Cometer errores es, casi inevitablemente, parte de la misma vida.
Nos equivocamos al pensar que es buena una persona que luego nos da una puñalada en la espalda (con su lengua, con sus acciones, incluso con un gesto agresivo).
Nos equivocamos al pensar que es mala una persona buena. Por golpes de la vida, por envidias, por egoísmos profundos, descalificamos a otros, los acusamos de delitos que nunca cometieron, o simplemente vemos segundas intenciones en sus palabras amables y en sus ayudas sinceras.
Es triste descubrir que el “amigo” era un villano. Es más confortante abrir los ojos a la bondad de quien teníamos por malo, aunque nos duele tener que reconocer que hemos pensado mal de un inocente.
Pero uno de los errores más graves que puede cometer el cristiano es vivir sin misericordia, sin amor, cerrado a la alegría que viene del perdón sincero.
La Palabra de Dios es clara: “Porque tendrá un juicio sin misericordia el que no tuvo misericordia” (St 2,13). Porque todos estamos llamados a ser como el Padre, que ama a todos, buenos o malos, justos o injustos:
“Porque si amáis a los que os aman, ¿qué recompensa vais a tener? ¿No hacen eso mismo también los publicanos? Y si no saludáis más que a vuestros hermanos, ¿qué hacéis de particular? ¿No hacen eso mismo también los gentiles? Vosotros, pues, sed perfectos como es perfecto vuestro Padre celestial” (Mt 5,46-48).
Hay quien sigue la norma “piensa mal y acertarás”, quizá sin darse cuenta de que “pensar mal” casi siempre es el resultado de amar poco y muchas veces lleva a errores graves en el juicio que hacemos sobre otros.
El cristiano tiene otra norma: ama a los demás como Dios los ama. Al bueno y al malo: no somos ciegos, ni tenemos que decir que lo blanco es negro, o que lo negro es malo.

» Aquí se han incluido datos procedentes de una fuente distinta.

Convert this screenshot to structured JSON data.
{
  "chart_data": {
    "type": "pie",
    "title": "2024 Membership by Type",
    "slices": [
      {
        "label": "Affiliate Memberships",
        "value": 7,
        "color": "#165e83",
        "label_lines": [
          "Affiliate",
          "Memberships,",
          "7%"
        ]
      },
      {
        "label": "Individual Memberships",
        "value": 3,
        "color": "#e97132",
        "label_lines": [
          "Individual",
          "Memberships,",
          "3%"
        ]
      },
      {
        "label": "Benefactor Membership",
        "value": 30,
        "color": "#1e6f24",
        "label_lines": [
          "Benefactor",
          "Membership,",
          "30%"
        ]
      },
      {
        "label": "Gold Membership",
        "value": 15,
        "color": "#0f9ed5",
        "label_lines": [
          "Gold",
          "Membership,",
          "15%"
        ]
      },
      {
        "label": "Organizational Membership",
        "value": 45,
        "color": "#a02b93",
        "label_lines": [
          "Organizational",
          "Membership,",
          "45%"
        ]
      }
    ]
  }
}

Por eso, también en los casos en que, sin culpa, pensemos que una persona es mala cuando realmente es buena, o que es buena cuando realmente es mala, nunca nos equivocaremos si a los dos sabemos amarles sinceramente.
Así evitaremos uno de los errores más graves que puede herir nuestra vocación cristiana: caer en la inmisericordia. Será posible entonces vivir en la verdad del Evangelio, porque pensaremos y actuaremos según el corazón de Cristo, que no vino a condenar, sino a salvar (cf. Jn 12,47).